Hello, there! I’m a little behind in the blogging department, so bear with me as I give a quick update on what’s been going down during these first two weeks of the bootcamp. Hopefully from now on i'll have at least one blog per week.
- Learned about what data scientists do on a daily basis and about the iterative design process, which is the crux of how data scientists solve problems:
- Figure out what the problem is you’re trying to solve (ask a lot of questions to get specific)

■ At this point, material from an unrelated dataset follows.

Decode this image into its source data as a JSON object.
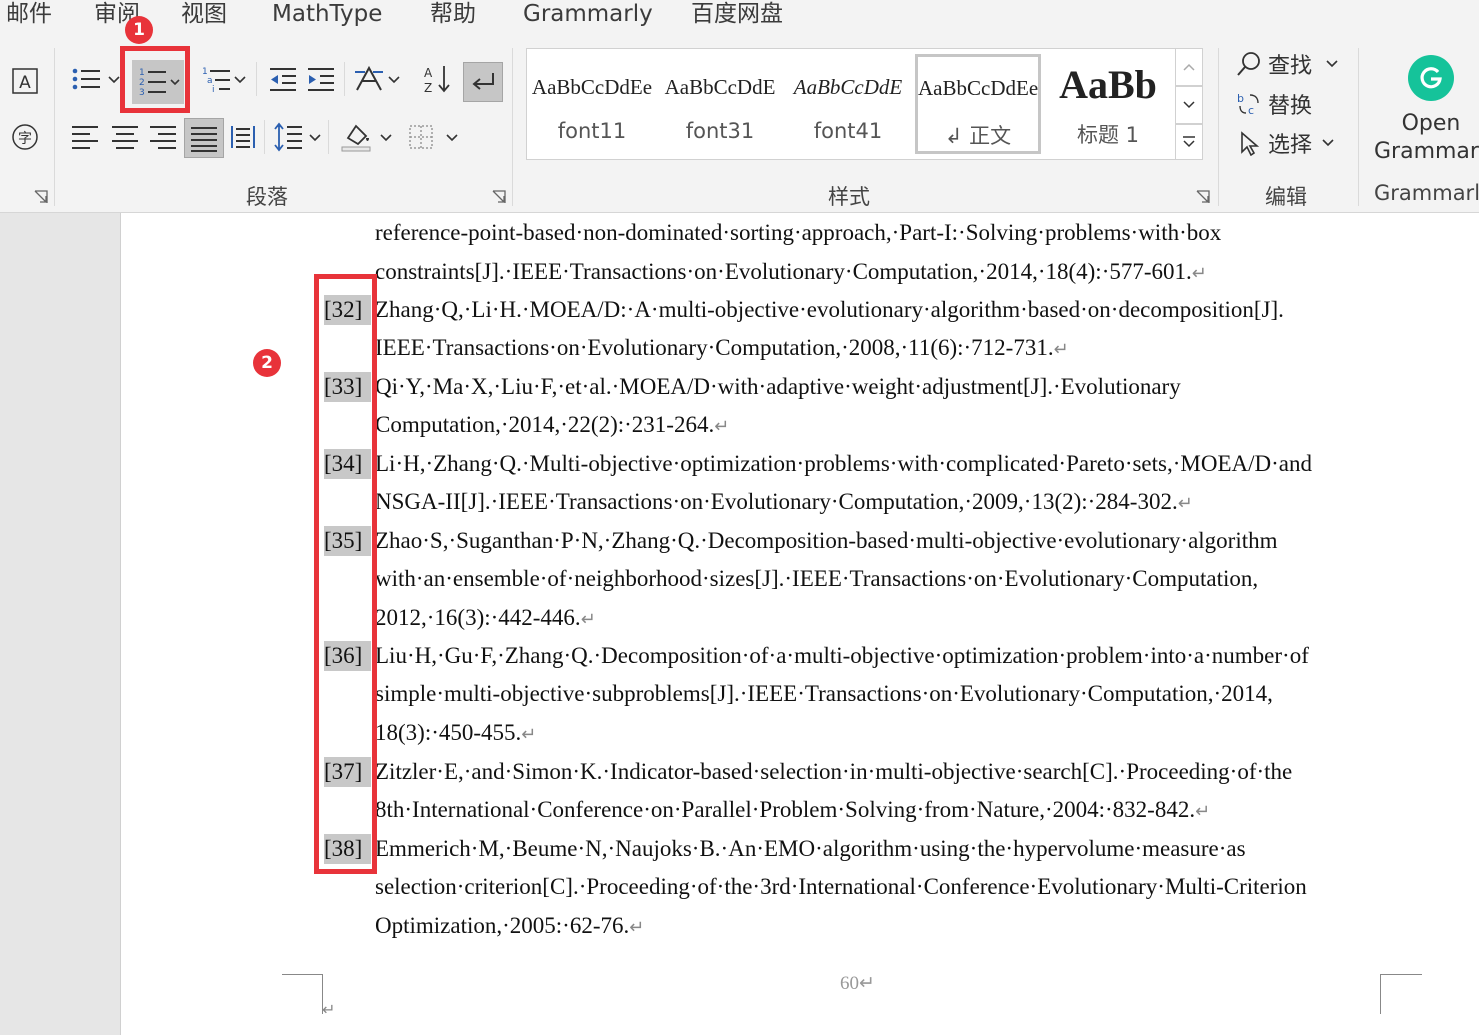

- Take the problem and brainstorm, as a group, any and all possible solutions
- Rank top options and prototype an idea through very basic sketches for the first three or so
- Take your top few ideas and go back to your client and show them what you’re thinking of doing for their problem
- Take the client feedback and repeat steps 2-5 until you the problem is solved and the client is satisfied
- We finished the first day learning about supervised machine learning while playing a game called Spot the Hipster. In groups of 3 we had to build a model (with no computer input) that would classify pictures of men as “hipsters” or “non hipsters”. My group did pretty well and came in second in the class, as we predicted 13 of the 15 new pictures accurately. Go team.
- Went over Git and Github and learned all about version control. Think of Github as a Dropbox/Google Drive type of site for coders and git as the process of how you upload and retrieve your code from the site. The combo allows multiple users to collaborate on projects without anyone’s code getting overwritten. Cool stuff.
- iPython notebooks are pretty great. They allow you to work on code in a browser-like environment and be able to run your code in nice little chunks instead of having to run your entire python file via the terminal
- Finally, we completed Project Benson!
- Reviewed best practices for python coding #pythonic
- Learned about web scraping using BeautifulSoup and Selenium
- Started brainstorming and coming up with idea of our next project, Luther
- Introduced to some of the top python statistical analysis packages with Pandas, Numpy, Scikit-learn, and StatsModels
- Reviewed Bayesian probability and linear regression
- The majority of our week was spent individually working on Project Luther. For this project we have to scrape Box Office Mojo (and whatever other sites we’d like) to come up with a movie related question and solve it using movie data and linear regression. My idea is to predict total Oscar awards won in a year given that a movie is a nominee for best picture. I’ll update my findings in the portfolio section after I’m done next week!
- It's incredible that two weeks have already past, every day goes by very quickly as there is always something to learn and do.
- Our instructors weren't kidding when they said that Googling is a real skill. You can't find help if you don't know what to ask for!
- WeWork is awesome because they give us free food.